東野:そうなんです。それから半年くらいして、ポートランドの「ReBuilding Center」に正式にお願いをしました。「日本でReBuilding Centerを名乗る場所をつくりたいです!」と。すると、二つ返事でOKをもらえたんです。すごく好意的で、ロゴも「日本用のロゴつくっていい?」と聞いたら「つくったから送るねー!」と。予想以上の展開の早さにびっくり(笑)。その直後、以前は建設会社の本社ビルだったという空き物件を上諏訪に見つけ、2016年7月末に着工。9月末に竣工。そして、「ReBuilding Center JAPAN」(以下、リビセン)を始めることができました。
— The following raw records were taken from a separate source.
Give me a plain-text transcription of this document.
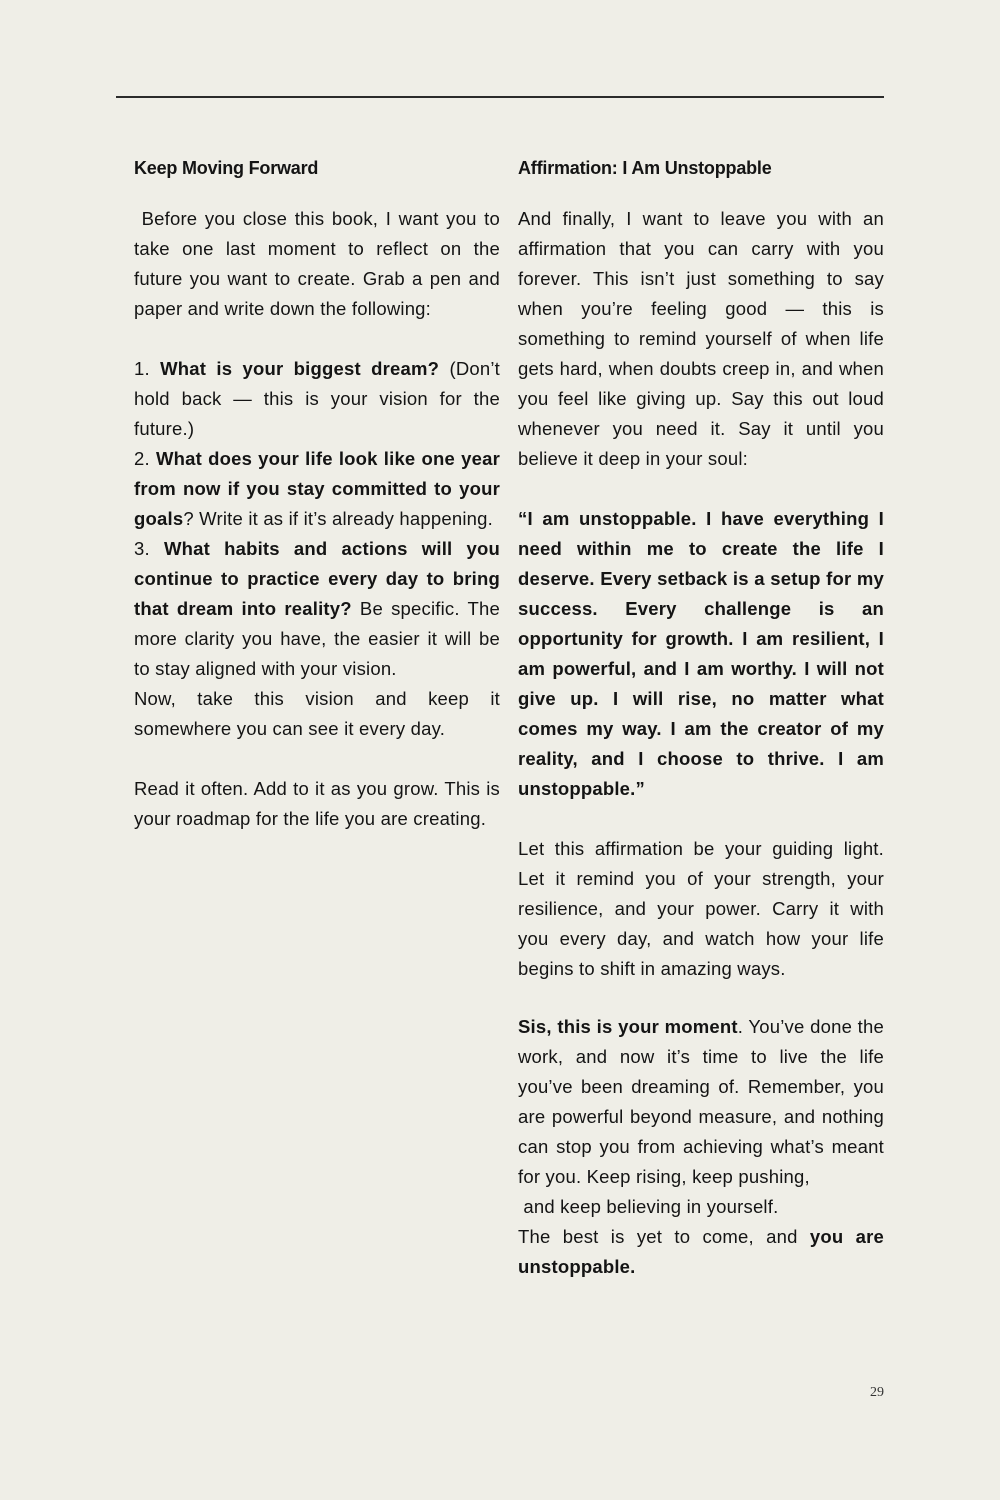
Keep Moving Forward

Before you close this book, I want you to take one last moment to reflect on the future you want to create. Grab a pen and paper and write down the following:

1. What is your biggest dream? (Don’t hold back — this is your vision for the future.)

2. What does your life look like one year from now if you stay committed to your goals? Write it as if it’s already happening.

3. What habits and actions will you continue to practice every day to bring that dream into reality? Be specific. The more clarity you have, the easier it will be to stay aligned with your vision.

Now, take this vision and keep it somewhere you can see it every day.

Read it often. Add to it as you grow. This is your roadmap for the life you are creating.

Affirmation: I Am Unstoppable

And finally, I want to leave you with an affirmation that you can carry with you forever. This isn’t just something to say when you’re feeling good — this is something to remind yourself of when life gets hard, when doubts creep in, and when you feel like giving up. Say this out loud whenever you need it. Say it until you believe it deep in your soul:

“I am unstoppable. I have everything I need within me to create the life I deserve. Every setback is a setup for my success. Every challenge is an opportunity for growth. I am resilient, I am powerful, and I am worthy. I will not give up. I will rise, no matter what comes my way. I am the creator of my reality, and I choose to thrive. I am unstoppable.”

Let this affirmation be your guiding light. Let it remind you of your strength, your resilience, and your power. Carry it with you every day, and watch how your life begins to shift in amazing ways.

Sis, this is your moment. You’ve done the work, and now it’s time to live the life you’ve been dreaming of. Remember, you are powerful beyond measure, and nothing can stop you from achieving what’s meant for you. Keep rising, keep pushing,

and keep believing in yourself.

The best is yet to come, and you are unstoppable.

29
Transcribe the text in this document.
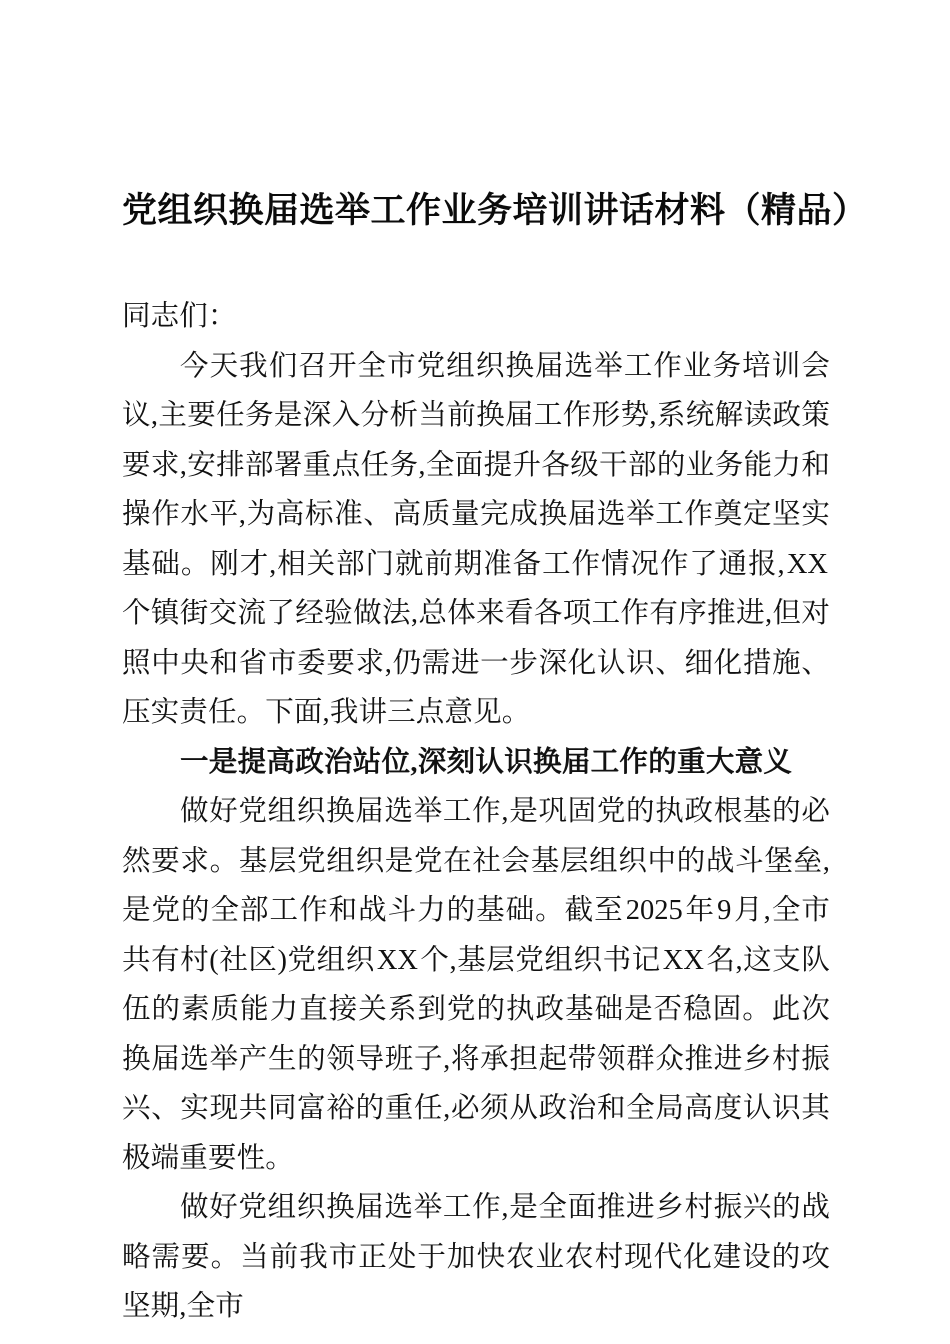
党组织换届选举工作业务培训讲话材料（精品）

同志们：

今天我们召开全市党组织换届选举工作业务培训会议,主要任务是深入分析当前换届工作形势,系统解读政策要求,安排部署重点任务,全面提升各级干部的业务能力和操作水平,为高标准、高质量完成换届选举工作奠定坚实基础。刚才,相关部门就前期准备工作情况作了通报,XX个镇街交流了经验做法,总体来看各项工作有序推进,但对照中央和省市委要求,仍需进一步深化认识、细化措施、压实责任。下面,我讲三点意见。

一是提高政治站位,深刻认识换届工作的重大意义

做好党组织换届选举工作,是巩固党的执政根基的必然要求。基层党组织是党在社会基层组织中的战斗堡垒,是党的全部工作和战斗力的基础。截至2025年9月,全市共有村(社区)党组织XX个,基层党组织书记XX名,这支队伍的素质能力直接关系到党的执政基础是否稳固。此次换届选举产生的领导班子,将承担起带领群众推进乡村振兴、实现共同富裕的重任,必须从政治和全局高度认识其极端重要性。

做好党组织换届选举工作,是全面推进乡村振兴的战略需要。当前我市正处于加快农业农村现代化建设的攻坚期,全市
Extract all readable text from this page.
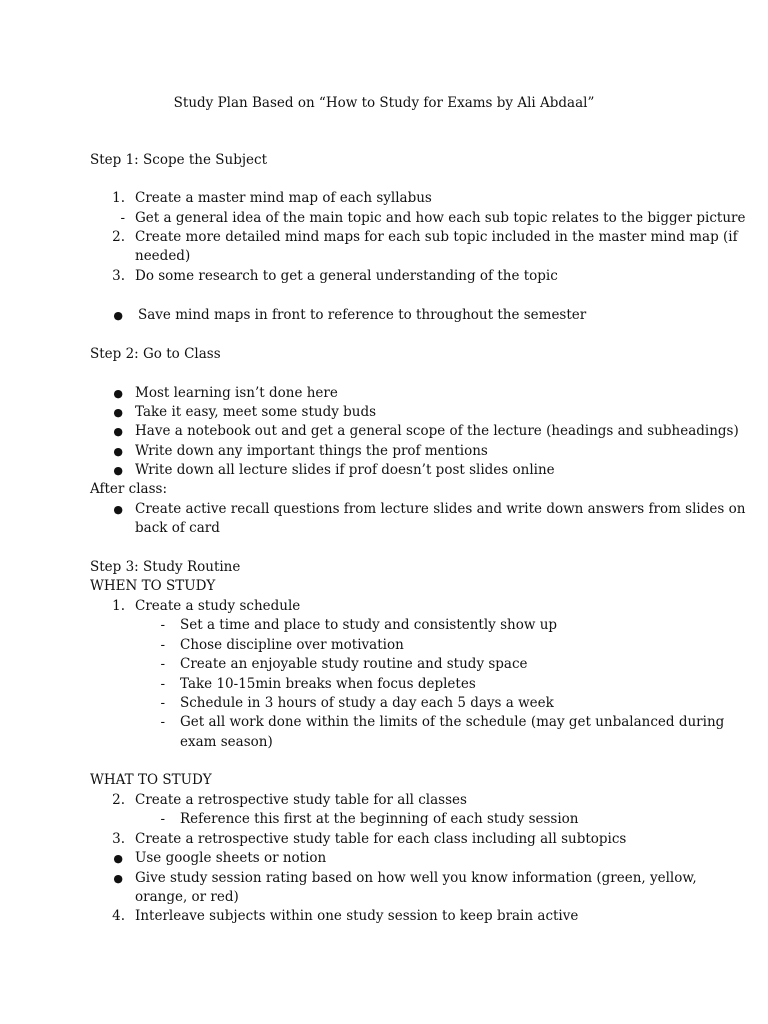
Study Plan Based on “How to Study for Exams by Ali Abdaal”
Step 1: Scope the Subject
1. Create a master mind map of each syllabus
- Get a general idea of the main topic and how each sub topic relates to the bigger picture
2. Create more detailed mind maps for each sub topic included in the master mind map (if
needed)
3. Do some research to get a general understanding of the topic
● Save mind maps in front to reference to throughout the semester
Step 2: Go to Class
● Most learning isn’t done here
● Take it easy, meet some study buds
● Have a notebook out and get a general scope of the lecture (headings and subheadings)
● Write down any important things the prof mentions
● Write down all lecture slides if prof doesn’t post slides online
After class:
● Create active recall questions from lecture slides and write down answers from slides on
back of card
Step 3: Study Routine
WHEN TO STUDY
1. Create a study schedule
- Set a time and place to study and consistently show up
- Chose discipline over motivation
- Create an enjoyable study routine and study space
- Take 10-15min breaks when focus depletes
- Schedule in 3 hours of study a day each 5 days a week
- Get all work done within the limits of the schedule (may get unbalanced during
exam season)
WHAT TO STUDY
2. Create a retrospective study table for all classes
- Reference this first at the beginning of each study session
3. Create a retrospective study table for each class including all subtopics
● Use google sheets or notion
● Give study session rating based on how well you know information (green, yellow,
orange, or red)
4. Interleave subjects within one study session to keep brain active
「リビセン」にはカフェが併設されています。相変わらず「できることは何でもやる!」なので、カフェに立つこともありますが、カフェの窓からは古材が運び込まれて加工される様子や、それを買いにやってくる人の姿も見えるんです。
――開店して3ヵ月。今、どんなことを感じますか?
東野:今までカフェやゲストハウスで働いてきましたが、結局はいつも会社員だったので、会社の方針と違うことがあれば、自分で選んだ道や手段を貫けないこともありました。でもここでは、そうやって自分をゆがめなくていい。
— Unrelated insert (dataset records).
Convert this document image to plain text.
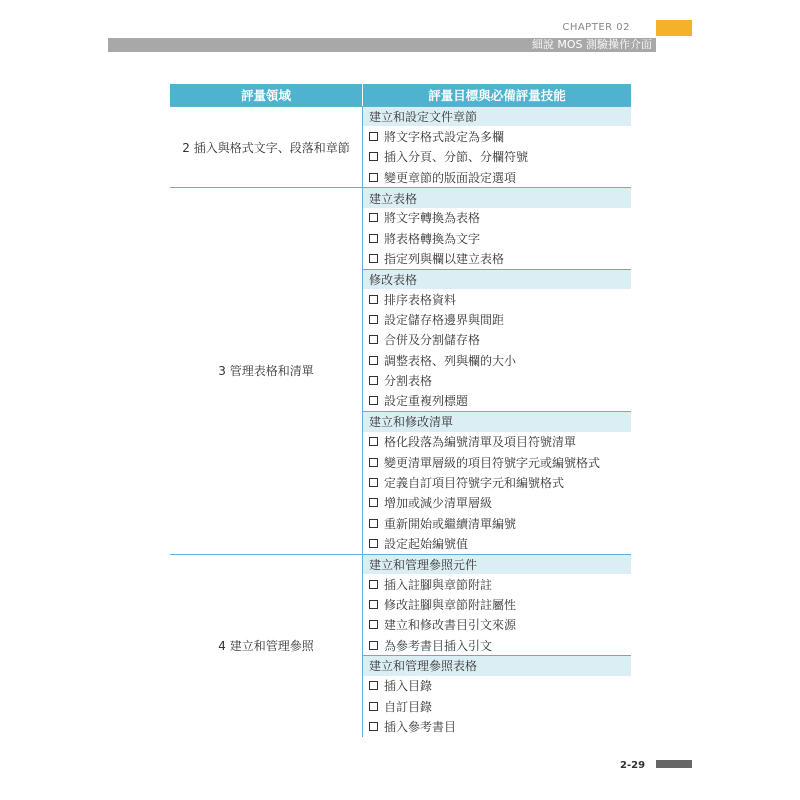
CHAPTER 02
細說 MOS 測驗操作介面
評量領域	評量目標與必備評量技能
2 插入與格式文字、段落和章節
建立和設定文件章節
將文字格式設定為多欄
插入分頁、分節、分欄符號
變更章節的版面設定選項
3 管理表格和清單
建立表格
將文字轉換為表格
將表格轉換為文字
指定列與欄以建立表格
修改表格
排序表格資料
設定儲存格邊界與間距
合併及分割儲存格
調整表格、列與欄的大小
分割表格
設定重複列標題
建立和修改清單
格化段落為編號清單及項目符號清單
變更清單層級的項目符號字元或編號格式
定義自訂項目符號字元和編號格式
增加或減少清單層級
重新開始或繼續清單編號
設定起始編號值
4 建立和管理參照
建立和管理參照元件
插入註腳與章節附註
修改註腳與章節附註屬性
建立和修改書目引文來源
為參考書目插入引文
建立和管理參照表格
插入目錄
自訂目錄
插入參考書目
2-29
そのままなら捨てられてしまうものをレスキューして、空間をつくったり、みんなに喜んで使ってもらったりという循環が生み出せていて、すごく毎日気持ちがいいです。「きちんと挨拶する」「ムダを減らす」「ズルしない」「トクしようとしない」「誠実でいる」「素直にいる」。そういう「気持ちいいね」と思えることをしていたいな、と。そんな価値観を共有できる仲間と汗して働けて、今はとても幸せです。
――その幸せな感じ、伝わってきます。
東野:世の中の矛盾をかき分けて「正しさ」と「楽しさ」に辿り着いている「リビセン」はある意味、“発明”だと思っているんです。「リビセン」が、今の形を失わず進んでいければ、これからもっと、いろんな領域で力になれることが出てくるような気がしています。このまま、どこに行けるのか、どんな景色が見られるのか、楽しみですね。
仕事をしていると“正しさ”と“楽しさ”を保ち続けるのは、時として難しく感じるもの。大手カフェチェーンの店長、ゲストハウスのスタッフ、空間づくりの夫婦ユニット……長い道のりを歩いてきたからこそ辿りつけた、東野さんならではの確信があるのではないかと感じました。